Who is the lawless one/Man of Lawlessness (2 Thessalonians 2:8-9) and antichrist(s) (1 John 2:18-22, 1 John 4:3, 2 John 1:7)?
B. Hodge, Biblical Authority Ministries, June 18, 2020
Many equate the lawless one with “The Antichrist” (and even the beast of Revelation). Though, this is not without warrant as the man of lawlessness would be an antichrist by definition.
It was John that mentioned antichrist(s) exclusively (1 John 2:18-22; 1 John 4:3; 2 John 1:7). An antichrist is anyone who denies that Jesus is the Christ or that Christ has not come in the flesh; in their denial of the Son, they also deny the Father (1 John 2:22, 1 John 4:3). According to John, the spirit of the antichrist was already in the world (1 John 4:3) in his day.
Many had reported to John that the antichrist was coming and John pointed out that it was the last hour and many antichrists had already come/appeared. Perhaps they had missed or overlooked them. So what we can learn is that there are many antichrists and perhaps one specific one is in mind in this passage. So, the man of sin was an antichrist with little doubt.
Man of Lawlessness/Man of Sin
In 2 Thessalonians 2:1-12, Paul points out that the “man of sin” or “lawless one” was being restrained, would be revealed, would fall away, and be destroyed. It was clearly a man living at the time of Paul’s writing (vs. 6-7) and the coming of the Lord (in judgment which happened in A.D. 70) would not occur until these things Paul penned had come to pass. This limits the man of lawlessness to a timeframe prior to A.D. 70.
But let’s consider the very basis of the name: “lawless” one. Who was the only person in the known world at the time of Paul’s writing to the Thessalonians who was not bound to any law? It was the emperor of Rome (i.e., the beast of Revelation). Such a ruler was the law, or more appropriately, above the law and acted as such. Of course, this is inherently a rebellion against God and His Law (1 Timothy 1:9-11). But this makes the emperor a man of sin, since he opposed the law of God.
The identity of the man of lawlessness would be another name for that of Nero Caesar (Nero Claudius Caesar Augustus Germanicus) who reigned from A.D. 54-68 to be precise, whose actions were actually quite favorable to Christians initially. Paul even appealed to Caesar in Rome, to which, he was acquitted (beginning in Acts 25:11) by Nero. Even Christians were in Nero’s own household (Philippians 4:22).

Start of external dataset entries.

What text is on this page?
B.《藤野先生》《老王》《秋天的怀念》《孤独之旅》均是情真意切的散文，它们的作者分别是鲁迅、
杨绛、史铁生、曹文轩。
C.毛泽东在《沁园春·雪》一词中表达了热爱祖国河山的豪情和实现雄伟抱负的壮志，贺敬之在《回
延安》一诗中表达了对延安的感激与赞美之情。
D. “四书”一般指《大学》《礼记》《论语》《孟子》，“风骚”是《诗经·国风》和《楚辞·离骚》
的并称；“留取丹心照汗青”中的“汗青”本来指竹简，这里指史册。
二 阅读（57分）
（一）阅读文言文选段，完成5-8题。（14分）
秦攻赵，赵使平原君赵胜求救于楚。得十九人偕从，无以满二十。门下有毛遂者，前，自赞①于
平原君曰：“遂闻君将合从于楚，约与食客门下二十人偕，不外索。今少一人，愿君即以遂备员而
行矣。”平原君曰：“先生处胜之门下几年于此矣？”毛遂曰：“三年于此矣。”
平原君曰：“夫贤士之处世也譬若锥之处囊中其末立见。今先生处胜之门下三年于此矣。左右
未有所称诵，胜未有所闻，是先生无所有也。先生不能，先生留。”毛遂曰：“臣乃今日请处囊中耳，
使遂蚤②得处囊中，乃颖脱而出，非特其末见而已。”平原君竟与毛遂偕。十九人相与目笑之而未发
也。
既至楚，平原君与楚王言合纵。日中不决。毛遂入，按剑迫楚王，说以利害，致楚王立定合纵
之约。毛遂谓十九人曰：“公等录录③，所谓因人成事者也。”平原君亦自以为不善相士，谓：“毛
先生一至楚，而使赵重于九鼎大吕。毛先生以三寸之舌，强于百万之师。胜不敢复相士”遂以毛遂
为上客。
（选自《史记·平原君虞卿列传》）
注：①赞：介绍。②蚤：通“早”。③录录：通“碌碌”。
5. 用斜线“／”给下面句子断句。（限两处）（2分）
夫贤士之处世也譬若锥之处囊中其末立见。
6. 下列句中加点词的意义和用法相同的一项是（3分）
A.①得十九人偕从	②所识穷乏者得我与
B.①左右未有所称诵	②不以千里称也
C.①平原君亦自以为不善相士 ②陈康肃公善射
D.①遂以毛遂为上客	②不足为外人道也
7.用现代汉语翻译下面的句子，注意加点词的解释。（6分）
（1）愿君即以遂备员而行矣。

There was a change in Nero, where his rage turned against Christians in A.D. 64. He blamed them for burning Rome, though it was likely set by Nero himself, as attested to by several including Tacitus, a senator and historian of Rome. Keep in mind that the mind of an unbeliever is blinded and not able to discern a proper understanding of biblical things (e.g., John 12:40, Romans 1:18-28, Romans 11:7-25, 2 Corinthians 3:7-16, 2 Corinthians 4:4, Ephesians 4:17-19, Titus 1:15-16, 2 Timothy 2:23-26).
Paul was again imprisoned and ultimately killed by Nero in A.D. 68 by being beheaded as afforded from testimony such as early Christian historian Eusebius. After killing Peter and Paul and many other Christians in violent and unspeakable ways, this set the stage for both Roman persecution of the church and unleashed the Jewish persecution to be unrestrained by Rome as well. He was permitted to do this for 42 months (Revelation 13:5). Nero committed suicide later in A.D. 68 (after Paul was killed) after three and half years (interestingly, this is 42 months) of intense blasphemies and persecution; and so he was destroyed.
Nero was in the world at the time, being restrained, revealed, fell away, and was destroyed. Nero’s comparison with the description of the man of lawlessness is striking.
Re-read 2 Thessalonians 2:1-12.
 Note the recipients of the letter knew that the coming of the Lord was not the end of the world/last day for they were already distressed that the coming had already taken place! And clearly, the world hadn’t ended. It is in the context of judgment as many other “comings” of the Lord.